From what I have read (between the lines of history) the "assault rifle" (which to my knowledge has no unified definition) is a blend of the carbine, and the SMG.
Early carbines were full sized rifles with short barrels made to be more handy. Recoil was brutal, since they still chambered full rifle calibers, but they were very mobile and not used often. Early machine guns were also full rifle caliber, and then somebody have the idea to make a portable version and eventually that evolved into pistol caliber sub machine guns. On a separate track, carbines started to get their own special calibers, usually just shortened rifle calibers, more make the carbine easier to operate. Finally somebody looked at the intermediate carbine round, and the full auto SMG and thought "Sturmgewehr!" The STG44 (storm rifle 1944) is often credited as the first "assault rifle" probably not 100% true, but accurate as a practical matter.

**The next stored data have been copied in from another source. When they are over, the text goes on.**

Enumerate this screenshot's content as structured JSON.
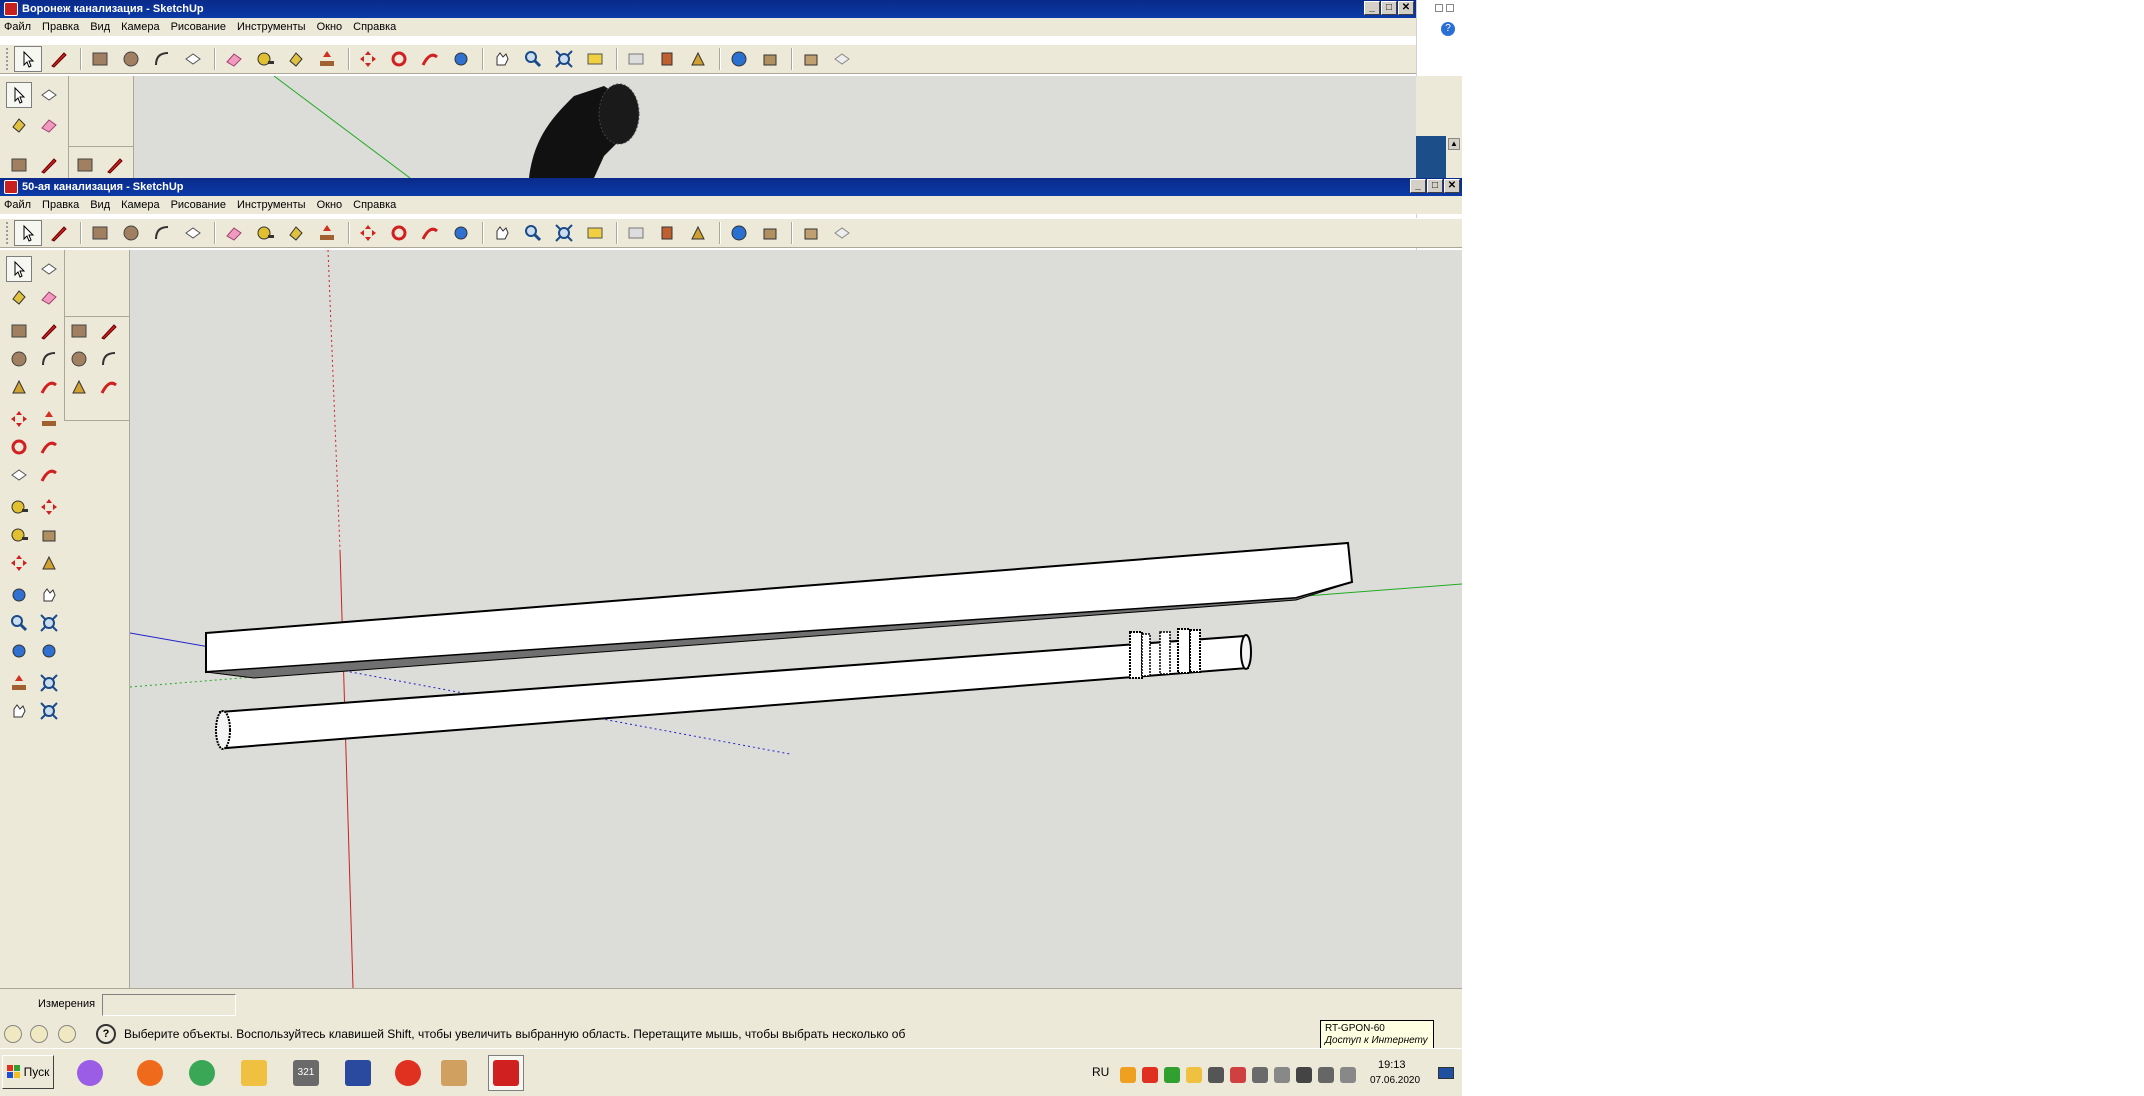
{
  "window_back": {
    "title": "Воронеж канализация - SketchUp",
    "menus": [
      "Файл",
      "Правка",
      "Вид",
      "Камера",
      "Рисование",
      "Инструменты",
      "Окно",
      "Справка"
    ]
  },
  "window_front": {
    "title": "50-ая канализация - SketchUp",
    "menus": [
      "Файл",
      "Правка",
      "Вид",
      "Камера",
      "Рисование",
      "Инструменты",
      "Окно",
      "Справка"
    ]
  },
  "window_buttons": {
    "minimize": "_",
    "maximize": "□",
    "close": "✕"
  },
  "toolbar": {
    "icons": [
      "select-icon",
      "pencil-icon",
      "rectangle-icon",
      "circle-icon",
      "arc-icon",
      "make-component-icon",
      "eraser-icon",
      "tape-measure-icon",
      "paint-bucket-icon",
      "push-pull-icon",
      "move-icon",
      "rotate-icon",
      "follow-me-icon",
      "orbit-icon",
      "pan-icon",
      "zoom-icon",
      "zoom-extents-icon",
      "add-location-icon",
      "toggle-terrain-icon",
      "get-models-icon",
      "share-model-icon",
      "photo-textures-icon",
      "get-models-3d-icon",
      "share-component-icon",
      "warehouse-icon"
    ]
  },
  "measurements": {
    "label": "Измерения",
    "value": ""
  },
  "status": {
    "text": "Выберите объекты. Воспользуйтесь клавишей Shift, чтобы увеличить выбранную область. Перетащите мышь, чтобы выбрать несколько об"
  },
  "tooltip": {
    "line1": "RT-GPON-60",
    "line2": "Доступ к Интернету"
  },
  "taskbar": {
    "start_label": "Пуск",
    "language": "RU",
    "time": "19:13",
    "date": "07.06.2020",
    "calendar_number": "321",
    "apps": [
      "alice-icon",
      "firefox-icon",
      "chrome-icon",
      "file-explorer-icon",
      "media-icon",
      "save-icon",
      "yandex-icon",
      "paint-icon",
      "sketchup-icon"
    ]
  },
  "colors": {
    "axis_red": "#cc2222",
    "axis_green": "#22aa22",
    "axis_blue": "#2222cc",
    "viewport_bg": "#dcdcd8",
    "title_blue": "#0b3aa8"
  }
}
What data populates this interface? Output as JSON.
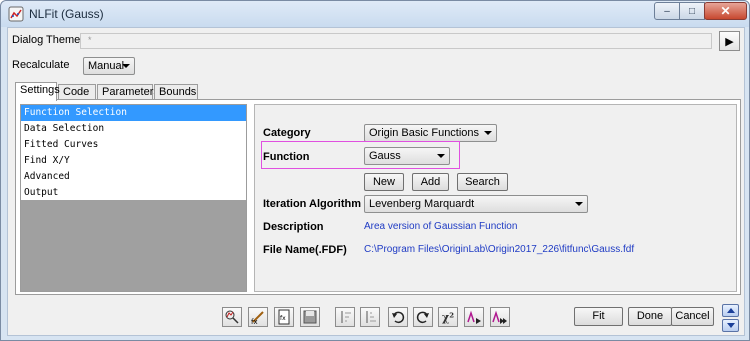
{
  "window": {
    "title": "NLFit (Gauss)",
    "close_glyph": "✕",
    "minimize_glyph": "–",
    "maximize_glyph": "□"
  },
  "dialog_theme": {
    "label": "Dialog Theme",
    "value": "*",
    "arrow_glyph": "▶"
  },
  "recalculate": {
    "label": "Recalculate",
    "value": "Manual"
  },
  "tabs": [
    {
      "label": "Settings",
      "active": true
    },
    {
      "label": "Code"
    },
    {
      "label": "Parameters"
    },
    {
      "label": "Bounds"
    }
  ],
  "tree": {
    "items": [
      {
        "label": "Function Selection",
        "selected": true
      },
      {
        "label": "Data Selection"
      },
      {
        "label": "Fitted Curves"
      },
      {
        "label": "Find X/Y"
      },
      {
        "label": "Advanced"
      },
      {
        "label": "Output"
      }
    ]
  },
  "form": {
    "category": {
      "label": "Category",
      "value": "Origin Basic Functions"
    },
    "function": {
      "label": "Function",
      "value": "Gauss"
    },
    "buttons": {
      "new": "New",
      "add": "Add",
      "search": "Search"
    },
    "iteration": {
      "label": "Iteration Algorithm",
      "value": "Levenberg Marquardt"
    },
    "description": {
      "label": "Description",
      "value": "Area version of Gaussian Function"
    },
    "file_name": {
      "label": "File Name(.FDF)",
      "value": "C:\\Program Files\\OriginLab\\Origin2017_226\\fitfunc\\Gauss.fdf"
    }
  },
  "toolbar": {
    "icons": [
      "fit-preview-icon",
      "fx-edit-icon",
      "fx-file-icon",
      "save-icon",
      "sort-asc-icon",
      "sort-desc-icon",
      "undo-fit-icon",
      "reset-icon",
      "chi-square-icon",
      "one-iteration-icon",
      "fit-until-converged-icon"
    ],
    "chi_label": "χ²",
    "fit": "Fit",
    "done": "Done",
    "cancel": "Cancel"
  },
  "colors": {
    "selection": "#3399ff",
    "link_text": "#1f3bc4",
    "highlight_border": "#e050e0"
  }
}
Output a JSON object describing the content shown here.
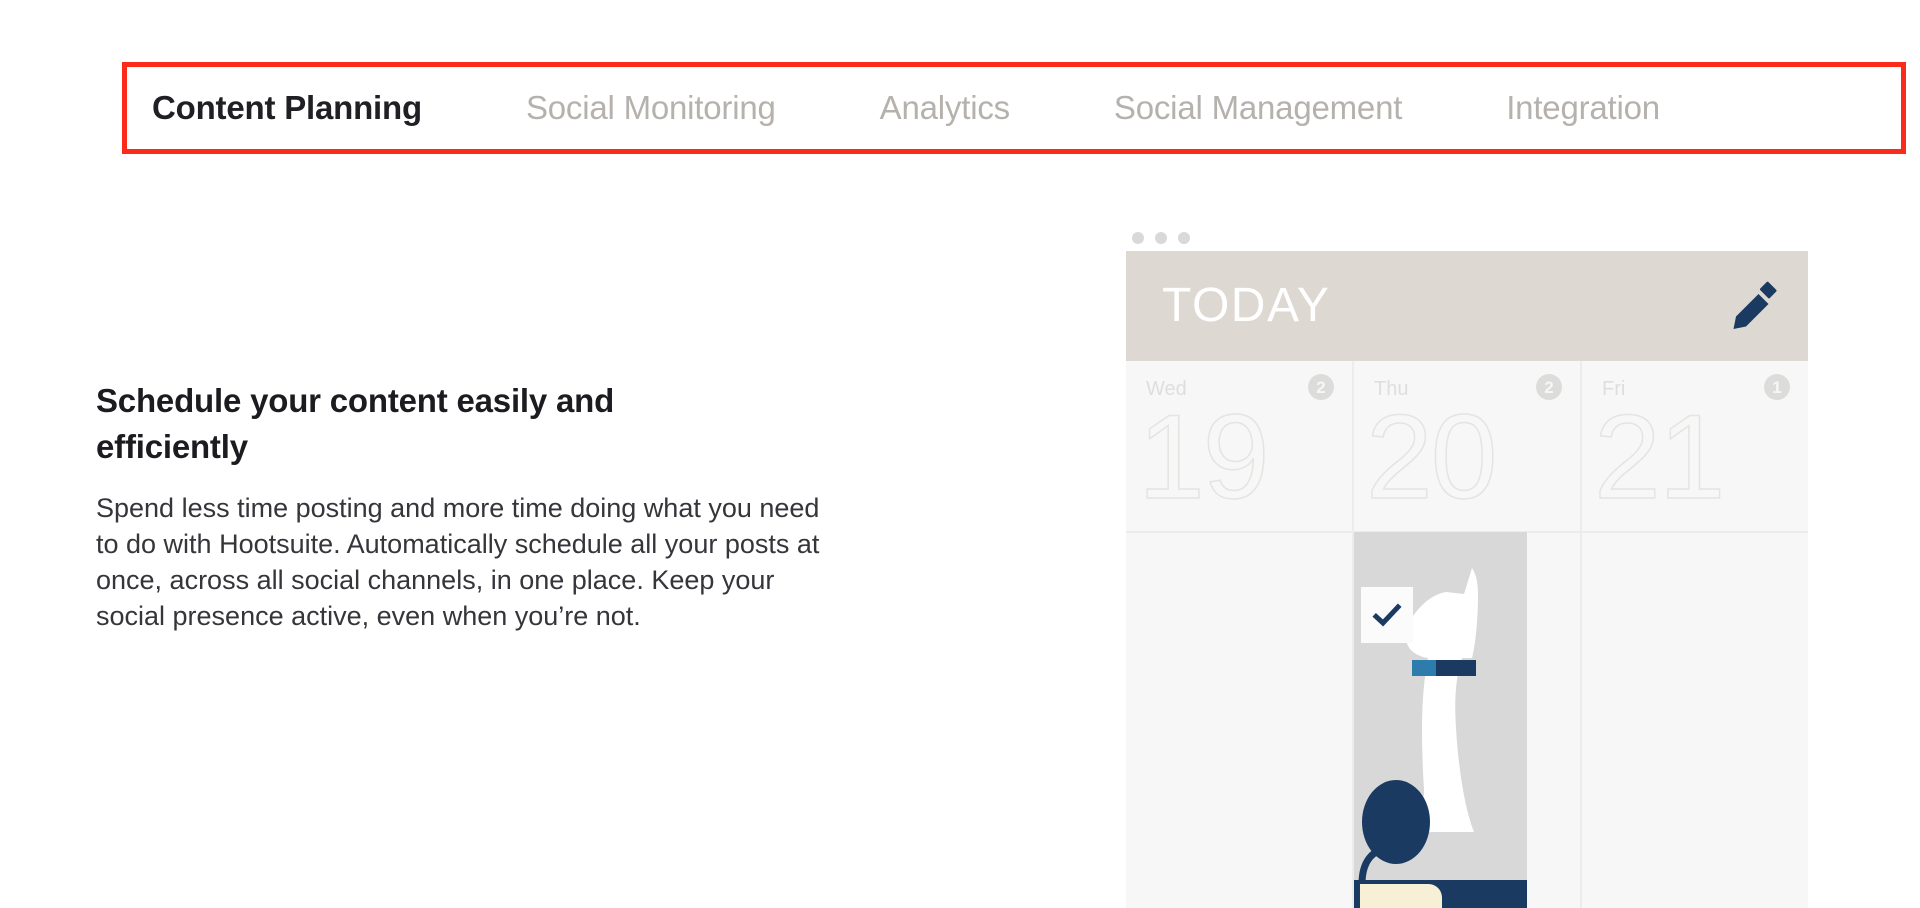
{
  "theme": {
    "page_background": "#ffffff",
    "annotation_color": "#fb2b1a",
    "active_tab_color": "#202024",
    "inactive_tab_color": "#b5b2ae",
    "heading_color": "#1c1c20",
    "body_color": "#35353a",
    "calendar_header_background": "#ddd8d1",
    "calendar_body_background": "#f7f7f7",
    "accent_navy": "#1b3a61",
    "collar_light_blue": "#2e7cab",
    "book_cream": "#f7efd6",
    "illustration_background": "#d8d8d8"
  },
  "tabs": [
    {
      "label": "Content Planning",
      "active": true,
      "name": "tab-content-planning"
    },
    {
      "label": "Social Monitoring",
      "active": false,
      "name": "tab-social-monitoring"
    },
    {
      "label": "Analytics",
      "active": false,
      "name": "tab-analytics"
    },
    {
      "label": "Social Management",
      "active": false,
      "name": "tab-social-management"
    },
    {
      "label": "Integration",
      "active": false,
      "name": "tab-integration"
    }
  ],
  "feature": {
    "heading": "Schedule your content easily and efficiently",
    "body": "Spend less time posting and more time doing what you need to do with Hootsuite. Automatically schedule all your posts at once, across all social channels, in one place. Keep your social presence active, even when you’re not."
  },
  "calendar_widget": {
    "window_dots": 3,
    "header_title": "TODAY",
    "edit_icon": "pencil-icon",
    "status_icon": "check-icon",
    "days": [
      {
        "weekday": "Wed",
        "date": "19",
        "badge": "2"
      },
      {
        "weekday": "Thu",
        "date": "20",
        "badge": "2"
      },
      {
        "weekday": "Fri",
        "date": "21",
        "badge": "1"
      }
    ],
    "illustration": "person-reading-with-cat"
  }
}
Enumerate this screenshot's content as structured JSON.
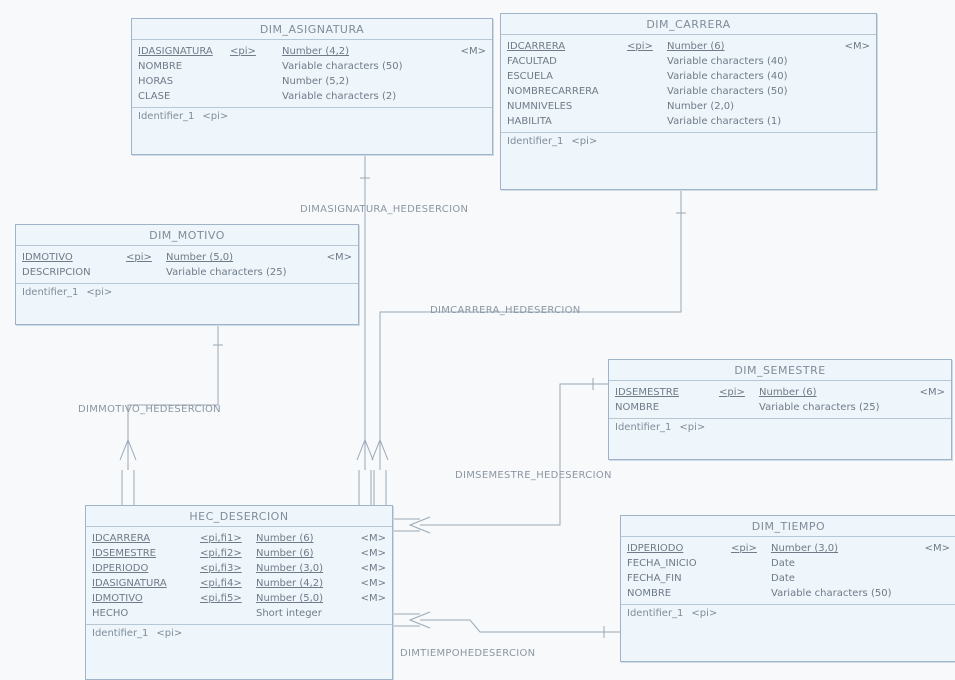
{
  "entities": {
    "dim_asignatura": {
      "title": "DIM_ASIGNATURA",
      "attributes": [
        {
          "name": "IDASIGNATURA",
          "key": "<pi>",
          "type": "Number (4,2)",
          "flag": "<M>",
          "pk": true
        },
        {
          "name": "NOMBRE",
          "key": "",
          "type": "Variable characters (50)",
          "flag": "",
          "pk": false
        },
        {
          "name": "HORAS",
          "key": "",
          "type": "Number (5,2)",
          "flag": "",
          "pk": false
        },
        {
          "name": "CLASE",
          "key": "",
          "type": "Variable characters (2)",
          "flag": "",
          "pk": false
        }
      ],
      "identifier": {
        "name": "Identifier_1",
        "tag": "<pi>"
      }
    },
    "dim_carrera": {
      "title": "DIM_CARRERA",
      "attributes": [
        {
          "name": "IDCARRERA",
          "key": "<pi>",
          "type": "Number (6)",
          "flag": "<M>",
          "pk": true
        },
        {
          "name": "FACULTAD",
          "key": "",
          "type": "Variable characters (40)",
          "flag": "",
          "pk": false
        },
        {
          "name": "ESCUELA",
          "key": "",
          "type": "Variable characters (40)",
          "flag": "",
          "pk": false
        },
        {
          "name": "NOMBRECARRERA",
          "key": "",
          "type": "Variable characters (50)",
          "flag": "",
          "pk": false
        },
        {
          "name": "NUMNIVELES",
          "key": "",
          "type": "Number (2,0)",
          "flag": "",
          "pk": false
        },
        {
          "name": "HABILITA",
          "key": "",
          "type": "Variable characters (1)",
          "flag": "",
          "pk": false
        }
      ],
      "identifier": {
        "name": "Identifier_1",
        "tag": "<pi>"
      }
    },
    "dim_motivo": {
      "title": "DIM_MOTIVO",
      "attributes": [
        {
          "name": "IDMOTIVO",
          "key": "<pi>",
          "type": "Number (5,0)",
          "flag": "<M>",
          "pk": true
        },
        {
          "name": "DESCRIPCION",
          "key": "",
          "type": "Variable characters (25)",
          "flag": "",
          "pk": false
        }
      ],
      "identifier": {
        "name": "Identifier_1",
        "tag": "<pi>"
      }
    },
    "dim_semestre": {
      "title": "DIM_SEMESTRE",
      "attributes": [
        {
          "name": "IDSEMESTRE",
          "key": "<pi>",
          "type": "Number (6)",
          "flag": "<M>",
          "pk": true
        },
        {
          "name": "NOMBRE",
          "key": "",
          "type": "Variable characters (25)",
          "flag": "",
          "pk": false
        }
      ],
      "identifier": {
        "name": "Identifier_1",
        "tag": "<pi>"
      }
    },
    "hec_desercion": {
      "title": "HEC_DESERCION",
      "attributes": [
        {
          "name": "IDCARRERA",
          "key": "<pi,fi1>",
          "type": "Number (6)",
          "flag": "<M>",
          "pk": true
        },
        {
          "name": "IDSEMESTRE",
          "key": "<pi,fi2>",
          "type": "Number (6)",
          "flag": "<M>",
          "pk": true
        },
        {
          "name": "IDPERIODO",
          "key": "<pi,fi3>",
          "type": "Number (3,0)",
          "flag": "<M>",
          "pk": true
        },
        {
          "name": "IDASIGNATURA",
          "key": "<pi,fi4>",
          "type": "Number (4,2)",
          "flag": "<M>",
          "pk": true
        },
        {
          "name": "IDMOTIVO",
          "key": "<pi,fi5>",
          "type": "Number (5,0)",
          "flag": "<M>",
          "pk": true
        },
        {
          "name": "HECHO",
          "key": "",
          "type": "Short integer",
          "flag": "",
          "pk": false
        }
      ],
      "identifier": {
        "name": "Identifier_1",
        "tag": "<pi>"
      }
    },
    "dim_tiempo": {
      "title": "DIM_TIEMPO",
      "attributes": [
        {
          "name": "IDPERIODO",
          "key": "<pi>",
          "type": "Number (3,0)",
          "flag": "<M>",
          "pk": true
        },
        {
          "name": "FECHA_INICIO",
          "key": "",
          "type": "Date",
          "flag": "",
          "pk": false
        },
        {
          "name": "FECHA_FIN",
          "key": "",
          "type": "Date",
          "flag": "",
          "pk": false
        },
        {
          "name": "NOMBRE",
          "key": "",
          "type": "Variable characters (50)",
          "flag": "",
          "pk": false
        }
      ],
      "identifier": {
        "name": "Identifier_1",
        "tag": "<pi>"
      }
    }
  },
  "relationships": {
    "asignatura": "DIMASIGNATURA_HEDESERCION",
    "carrera": "DIMCARRERA_HEDESERCION",
    "motivo": "DIMMOTIVO_HEDESERCION",
    "semestre": "DIMSEMESTRE_HEDESERCION",
    "tiempo": "DIMTIEMPOHEDESERCION"
  }
}
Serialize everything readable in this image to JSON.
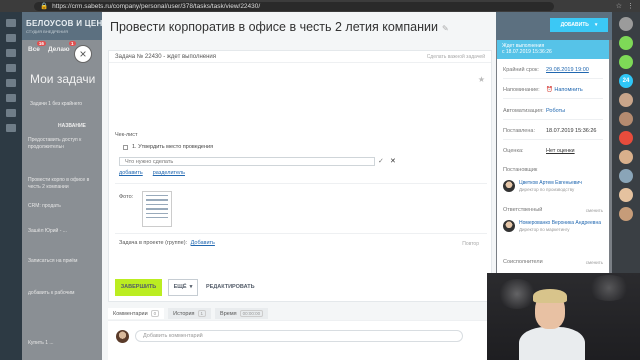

@@mitchellpatterson1829 .30 Carbine is better example here with its weird round. But yes, I see your point.
@@Treblaine I mean if the military and designers weren't constrained by costs and time, they would have designed smaller rifle round or bigger pistol round for this purpose back when SMGs first appeared. Ie SMG was an attempt to make AR, but with available tech. So when they have gotten the budget for new round, it had obviously gotten new mechanism to work with it. But the purpose, niche and driving idea was always the same. It's not blimp vs helicopter situation in my eyes, but rather an gyrocopter and helicopter. Hopefully that describes my thought process clearly enough.
Brilliant presentation Ian, tear in the eye material, in terms of pulling this off.